Prezzo benzina, la rabbia francese e l’italica apatia

Anche per il caso treni la protesta è solo social. In Francia è diverso: parla una cremonese che vive oltralpe 


di Vanni Raineri 

Per dirla alla Antonio Lubrano, la domanda sorge spontanea: ma perché in Francia sta succedendo tutto ‘sto baccano per la benzina a 1 euro e 50 quando da noi, che non siamo certo più ricchi, tale cifra è costantemente superata e nessuno scende in piazza? 
Da diversi giorni tra i nostri cugini d’oltralpe imperversa la cosiddetta protesta dei gilet gialli, tesa ad ottenere la revoca degli aumenti sulle accise dei carburanti. Il “rischio” per i francesi è di operare il sorpasso sui prezzi italiani a partire dal gennaio prossimo. La protesta inizialmente non ha avuto una matrice politica, è partita dal basso; ora ovviamente sono tanti i politici che tentano di “metterci sopra il cappello”, visto l’ampio appoggio della popolazione e la perdita di consenso del presidente Macron. 
Ma cosa dovremmo dire noi italiani delle accise che ci perseguitano da quasi un secolo?
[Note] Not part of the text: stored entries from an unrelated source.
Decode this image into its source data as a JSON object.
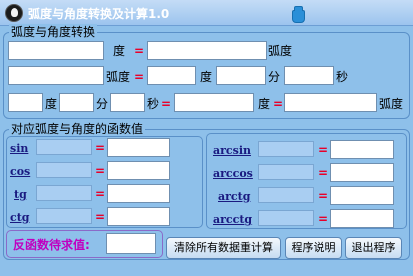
{
  "window": {
    "title": "弧度与角度转换及计算1.0",
    "close_icon": "close-icon"
  },
  "convert": {
    "legend": "弧度与角度转换",
    "row1": {
      "degree_unit": "度",
      "equals": "=",
      "radian_unit": "弧度"
    },
    "row2": {
      "radian_unit": "弧度",
      "equals": "=",
      "degree_unit": "度",
      "minute_unit": "分",
      "second_unit": "秒"
    },
    "row3": {
      "degree_unit": "度",
      "minute_unit": "分",
      "second_unit": "秒",
      "equals": "=",
      "degree_unit2": "度",
      "equals2": "=",
      "radian_unit": "弧度"
    }
  },
  "functions": {
    "legend": "对应弧度与角度的函数值",
    "left": [
      {
        "name": "sin",
        "equals": "="
      },
      {
        "name": "cos",
        "equals": "="
      },
      {
        "name": "tg",
        "equals": "="
      },
      {
        "name": "ctg",
        "equals": "="
      }
    ],
    "right": [
      {
        "name": "arcsin",
        "equals": "="
      },
      {
        "name": "arccos",
        "equals": "="
      },
      {
        "name": "arctg",
        "equals": "="
      },
      {
        "name": "arcctg",
        "equals": "="
      }
    ]
  },
  "inverse": {
    "label": "反函数待求值:"
  },
  "buttons": {
    "clear": "清除所有数据重计算",
    "help": "程序说明",
    "exit": "退出程序"
  }
}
Paghiamo ancora la guerra dell’Abissinia del 1935, la Crisi di Suez del 1956, la Diga del Vajont del 1964, l’inondazione dell’Arno del 1966, il terremoto del Belice del 1969 e i successivi del Friuli del 1976 e dell’Irpinia del 1980, e poi le missioni Onu: in Libano del 1982 e del 1983, in Bosnia del 1996, solo per fermarci al millennio scorso. Anche negli ultimi anni, ogni occasione è buona per saccheggiare qualcosina dal pieno che facciamo un po’ tutti alla pompa di benzina. 
Salvini aveva promesso che avrebbe eliminato le vecchie accise, di recente c’è stata una prima frenata (taglio rinviato), attendiamo fiduciosi. 
Detto questo, se al nostro posto ci fossero i francesi sarebbero scesi in piazza da un pezzo. Qui andrebbe fatta un’analisi sociologica, che qualcuno farebbe partire dalla Rivoluzione Francese. Il popolo francese si sente più partecipe delle scelte che riguardano il loro portafoglio, mentre noi siamo più propensi a scendere in piazza su sollecitazione politica per motivi ideologici o per opporci a grandi progetti. Poche le eccezioni: quella dei forconi di qualche anno fa e forse la manifestazione torinese a favore dello sviluppo organizzato da un gruppetto di imprenditrici. Chissà, in fondo i torinesi sono un po’ francesi... Pensiamo solo all’incubo che stanno vivendo i nostri pendolari che ogni giorno raggiungono Milano: sarcasmo, proteste sui social, ma poi? 
Secondo qualcuno siamo abi- tuati allo scandalo, e cerchiamo ogni volta il nostro piccolo tornaconto. Quando abbiamo sopportato pensioni a 39 anni spacciate per conquiste sociali, ben sapendo che un giorno qualcuno avrebbe bussato alla nostra porta (come accade oggi), non abbiamo battuto ciglio. Altri si sarebbero ribellati, noi no. Ma cosa sta accadendo davvero in Francia? La versione un po’ romantica delle fonti di informazione è veritiera? Lo abbiamo chiesto a una nostra concittadina, una ricercatrice cremonese che da diversi anni vive proprio in Francia. 
«La benzina qui è cara – afferma – ma non più di quanto fosse 5 anni fa. Il punto è che tanta gente ha problemi economici e fatica sempre più ad arrivare a fine mese. Più che la benzina è il diesel che è rincarato fortemente, e fa rabbia sapere che fino a pochi anni fa c’erano agevolazioni per comprare vetture diesel». 
Ma come si è sviluppata la protesta? «La protesta iniziale era intrisa di populismo: ad esempio ha avuto successo una signora che in un video sosteneva che coi soldi degli automobilisti Macron si è rifatto la piscina. Inizialmente tanta gente simpatizzava senza avere un’idea precisa, ora però il movimento sta perdendo consensi perché è manovrato dall’estrema destra, e inoltre ha avuto derive violente. Ad esempio vicino a casa mia il casello autostradale è rimasto bloccato una settimana, han fatto pure un falò con bombole di gas rubate da un vicino supermercato e interi camion di generi alimentari sono stati gettati. Inoltre un po’ ovunque hanno rallentato le ambulanze, e infastidisce molto che quando trovi i manifestanti alle rotonde devi suonare il clacson mostrando loro un gilet giallo per poter passare. 
Una mia collega è rimasta bloccata con un bebé di 2 mesi senza possibilità di passare. Insomma, diciamo che prima a protestare erano persone con problemi economici, quindi si trattava di una protesta da ascoltare, poi è degenerata».